After the professor is convinced to take the leap into the future, the shock of modern technology was handled quite well in most cases. It was also fun to not have it pinned down to an exact year (as the character is reading the date off a newspaper to himself, a car honks a horn and it scares him into not finishing the date: it's just two thousand and... *honk*). Some of the shock went on a little too long, though. For instance, the car was one of the first things he encountered when he arrived and around two days later he's invited to a church movie night and takes a ride in a van. He sticks his head out the window like a dog might, is scared by the headlights and the starting engine, etc. That seemed a bit off since he'd been there a few days by this point and the city appeared to be quite busy with traffic. In any case, that's easy to ignore. The rest of the tech shock was well done - especially his first encounter with the TV which was delayed because he didn't even realize what it was until he saw a kid watching one and using a remote.
Unfortunately, our hero predictably starts to preach to virtually everyone he meets as if he's an authority on all life and religion just because he's from the past and is an elder. Eventually he gets himself a brief moment in the spotlight at the church he had been visiting where he proceeds to explain his concept of Christianity to them in a long monologue that was supposed to be moving and insightful, but mostly was just more of the same. A couple of husbands in the church begin to get a funny feeling about this guy (go figure) and investigate his name. They eventually conclude that he either is a time traveler or is impersonating this long dead bible professor and decide to find out which it is. The movie frames these guys as non-believer bad guys for being skeptical.

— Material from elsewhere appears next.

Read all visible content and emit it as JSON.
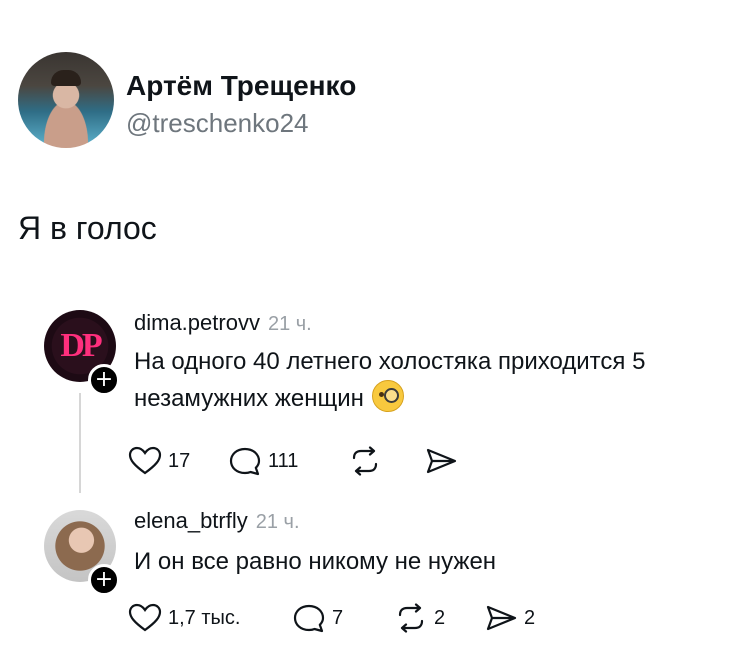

Just before the professor is to head back to his own time, he is confronted by those two men. In an effort to avoid being arrested or hauled away, he eventually breaks into an almost insane-like rant about how Jesus is coming soon and that he's a prophet so they should listen to him. Just in time, he's whisked away and one of the husbands wonders if perhaps this is the rapture he'd heard so much about.
The irony is that this essentially means the professor became a self-proclaimed (and most likely false) prophet claiming to know that the rapture was near and he was sent by God when truthfully he was sent by his fellow bible professor and did not have any God-given knowledge (that was stated or even hinted at).
As I understand it, Revelation claims that the time of the end is only for God to know and at the end of the film we see the inventor professor trying (and failing) to send a bible into the future. First 2080, then 2070, etc. as the scene fades out. Clearly he's trying to determine the exact date of the end times - which he shouldn't be able to know! Essentially, the entire premise of the movie cancels itself out because by being so insistent on their religious beliefs and how certain things are for God to know only, it means there couldn't ever BE a time machine in the first place because then mankind could find out something that only God should know! The entire movie's premise collapses and makes the whole thing basically worthless as it undermines it's own credibility in the end.